Wohnungsbau

SPD-Fraktionschef Saleh kämpft für Berlins Laubenpieper

Während SPD-Senator Müller auch Gartenkolonien für neue Wohnungen nutzen will, widerspricht Fraktionschef Raed Saleh. Damit bremsen die Sozialdemokraten ihren eigenen Ressortchef aus.

Foto: Amin Akhtar

Am Mittwoch war es der Fraktionsvorsitzende, der von der Linie seines Senators abrückte. Raed Saleh, Chef der SPD-Parlamentarier im Abgeordnetenhaus, nutzte einen Besuch in einer Wilmersdorfer Laubenkolonie, um dosiert gegen Stadtentwicklungssenator Michael Müller, ebenfalls SPD, zu stänkern.

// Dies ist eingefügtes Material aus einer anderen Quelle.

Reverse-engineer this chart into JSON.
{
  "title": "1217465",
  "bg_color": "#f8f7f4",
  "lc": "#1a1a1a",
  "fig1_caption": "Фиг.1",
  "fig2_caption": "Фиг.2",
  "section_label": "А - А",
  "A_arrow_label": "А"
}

Müller hatte gesagt, auch Kleingartenanlagen müssten für Wohnungsbau herangezogen werden. Saleh sagte: „Ich sehe zur Zeit keine Notwendigkeit, weitere Kleingärten infrage zu stellen“, sagte Saleh, nachdem er sich hatte erklären lassen, wie die Kleingärtner künftig in jeder Kolonie Bienenstöcke ansiedeln wollen.

„Wir haben genug landeseigene Flächen“, sagte Saleh. Niemand müsse sagen, Berlin müsse „zusätzlich an Kleingärten ran“, versicherte der Fraktionschef den Laubenpiepern im Gemeinschaftshaus der Kolonie „Am Stadtpark“. Dafür werde er eindringlich werben, sagte Saleh und fügte den Verweis auf Müller hinzu: „Auch im Senat.“ Der Applaus war ihm sicher.

Kampf gegen steigende Mieten und Wohnungsmangel

Die Kritik an Müllers Vorpreschen passt in eine Reihe von Irritationen aus Partei und SPD-Fraktion, denen sich der Senator in den vergangenen Tagen ausgesetzt sah. Es geht dabei um nicht weniger als das Vorgehen der rot-schwarzen Koalition zum womöglich wichtigsten politischen Thema der nächsten Jahre: dem Kampf gegen ständig steigende Mieten und den sich angesichts des Zuzugs verschärfenden Wohnungsmangel.

Der Senator wirbt hinter den Kulissen seit Monaten für ein Wohnungsbau-Förderprogramm. Zwei Ziele müsse das erreichen. Genügend neue Bleiben müssten entstehen, und von diesen sollten auch möglichst viele bei Quadratmeter-Mieten von sechs oder sieben Euro für Normal- bis Geringverdiener bezahlbar sein.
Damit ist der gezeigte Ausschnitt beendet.